The Philosophy of Higher Education Curriculum: Suggestion of a Framework for Philosophizing

Document Type : Original Article

Author

Associate Professor, Kharazmi University, Tehran

Abstract

Curriculum and higher education curriculum, like other scientific programs, have their own philosophy. There are different ways to study the philosophy of higher education curriculum. For instance, one may focus on metaphysical, epistemological or axiological questions and raise the following questions: How and which parts of the higher education curriculum are affected by the answers offered to the question of the nature of reality? Is reality objective, subjective or objective-subjective? How does it shape the subjects of the scientific courses and disciplines? For instance, it is said that considering the reality as dual has caused some parts of the higher education to be theoretical and pure and some other parts empirical and applied. There are some other relevant questions such as those about the fundamentals, objectives, the nature of methods and the nature of teacher-students relationship, etc.
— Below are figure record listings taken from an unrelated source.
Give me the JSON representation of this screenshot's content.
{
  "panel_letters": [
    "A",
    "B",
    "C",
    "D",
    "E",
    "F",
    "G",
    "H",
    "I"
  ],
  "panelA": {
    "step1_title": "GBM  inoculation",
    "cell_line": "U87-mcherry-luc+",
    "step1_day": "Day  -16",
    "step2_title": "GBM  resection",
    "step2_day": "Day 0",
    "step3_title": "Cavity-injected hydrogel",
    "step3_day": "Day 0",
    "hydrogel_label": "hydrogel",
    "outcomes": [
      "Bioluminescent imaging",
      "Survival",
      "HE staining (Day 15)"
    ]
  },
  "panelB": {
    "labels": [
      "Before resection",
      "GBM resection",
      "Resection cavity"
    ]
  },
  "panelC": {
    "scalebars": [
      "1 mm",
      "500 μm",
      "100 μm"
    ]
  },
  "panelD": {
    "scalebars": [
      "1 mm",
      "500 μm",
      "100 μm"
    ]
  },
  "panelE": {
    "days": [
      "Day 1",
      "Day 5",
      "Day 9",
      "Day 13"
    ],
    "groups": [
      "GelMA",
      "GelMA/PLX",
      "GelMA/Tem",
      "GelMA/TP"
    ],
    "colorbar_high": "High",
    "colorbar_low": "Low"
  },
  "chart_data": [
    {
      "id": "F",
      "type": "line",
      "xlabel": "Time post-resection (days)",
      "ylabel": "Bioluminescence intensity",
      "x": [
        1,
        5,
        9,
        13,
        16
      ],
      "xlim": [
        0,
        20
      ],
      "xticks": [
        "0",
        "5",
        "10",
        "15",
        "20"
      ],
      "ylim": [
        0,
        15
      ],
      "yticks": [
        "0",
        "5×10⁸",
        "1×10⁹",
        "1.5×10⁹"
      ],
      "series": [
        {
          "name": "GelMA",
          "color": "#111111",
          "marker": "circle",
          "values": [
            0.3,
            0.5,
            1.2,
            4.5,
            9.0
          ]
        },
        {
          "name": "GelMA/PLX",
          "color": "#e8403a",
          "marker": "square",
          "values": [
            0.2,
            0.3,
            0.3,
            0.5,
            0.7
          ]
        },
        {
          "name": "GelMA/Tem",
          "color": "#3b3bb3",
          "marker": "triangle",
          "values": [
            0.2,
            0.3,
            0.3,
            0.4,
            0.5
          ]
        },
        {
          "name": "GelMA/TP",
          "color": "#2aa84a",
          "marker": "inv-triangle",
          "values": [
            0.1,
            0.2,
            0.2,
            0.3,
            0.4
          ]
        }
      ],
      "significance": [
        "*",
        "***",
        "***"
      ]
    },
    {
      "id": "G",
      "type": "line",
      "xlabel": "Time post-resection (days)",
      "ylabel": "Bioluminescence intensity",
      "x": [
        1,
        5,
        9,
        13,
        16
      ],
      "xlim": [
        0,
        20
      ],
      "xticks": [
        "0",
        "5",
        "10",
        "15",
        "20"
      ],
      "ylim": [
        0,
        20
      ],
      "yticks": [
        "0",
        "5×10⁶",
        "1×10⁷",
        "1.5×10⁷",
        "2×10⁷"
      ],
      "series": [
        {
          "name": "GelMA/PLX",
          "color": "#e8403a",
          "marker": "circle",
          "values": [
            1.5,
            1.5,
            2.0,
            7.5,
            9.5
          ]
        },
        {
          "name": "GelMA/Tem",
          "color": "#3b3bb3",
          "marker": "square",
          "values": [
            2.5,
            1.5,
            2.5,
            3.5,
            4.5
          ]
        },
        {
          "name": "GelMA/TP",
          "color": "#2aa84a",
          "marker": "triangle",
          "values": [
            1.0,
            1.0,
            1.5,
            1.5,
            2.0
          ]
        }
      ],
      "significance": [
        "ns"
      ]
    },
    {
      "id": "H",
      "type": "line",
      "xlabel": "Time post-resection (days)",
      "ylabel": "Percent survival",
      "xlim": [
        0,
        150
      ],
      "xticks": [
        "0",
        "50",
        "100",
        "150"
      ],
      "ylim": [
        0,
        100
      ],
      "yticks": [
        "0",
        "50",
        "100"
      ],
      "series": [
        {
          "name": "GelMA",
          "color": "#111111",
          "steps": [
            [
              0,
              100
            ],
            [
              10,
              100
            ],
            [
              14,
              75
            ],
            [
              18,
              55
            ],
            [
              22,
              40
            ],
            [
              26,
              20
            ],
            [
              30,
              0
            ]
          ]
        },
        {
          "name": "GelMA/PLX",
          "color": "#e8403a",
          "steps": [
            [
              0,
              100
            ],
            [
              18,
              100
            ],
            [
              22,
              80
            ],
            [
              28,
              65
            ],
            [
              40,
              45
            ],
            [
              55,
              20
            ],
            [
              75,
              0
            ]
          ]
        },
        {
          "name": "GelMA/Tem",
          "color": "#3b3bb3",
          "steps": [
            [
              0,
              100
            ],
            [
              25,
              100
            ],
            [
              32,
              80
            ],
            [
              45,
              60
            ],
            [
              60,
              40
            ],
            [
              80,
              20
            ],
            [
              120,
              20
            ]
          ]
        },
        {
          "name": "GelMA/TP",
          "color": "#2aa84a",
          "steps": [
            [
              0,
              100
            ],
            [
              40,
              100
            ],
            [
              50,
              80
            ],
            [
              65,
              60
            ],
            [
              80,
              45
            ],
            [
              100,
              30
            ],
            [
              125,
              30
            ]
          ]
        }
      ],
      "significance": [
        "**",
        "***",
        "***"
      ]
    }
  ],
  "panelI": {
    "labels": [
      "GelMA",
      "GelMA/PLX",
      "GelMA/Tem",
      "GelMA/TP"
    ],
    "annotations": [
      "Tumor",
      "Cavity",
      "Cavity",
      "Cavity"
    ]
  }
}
Sometimes an investigation may focus on the answers given by philosophers within the history of philosophy to the questions about the nature of higher education curriculum, which have been written down and turned into a separate discipline. The present study, organized in two parts, is an attempt to study the philosophy of higher education curriculum. Dialectic with self and conceptualizing based on the existing experiences is used in the first part; and, documental method is employed in the second part.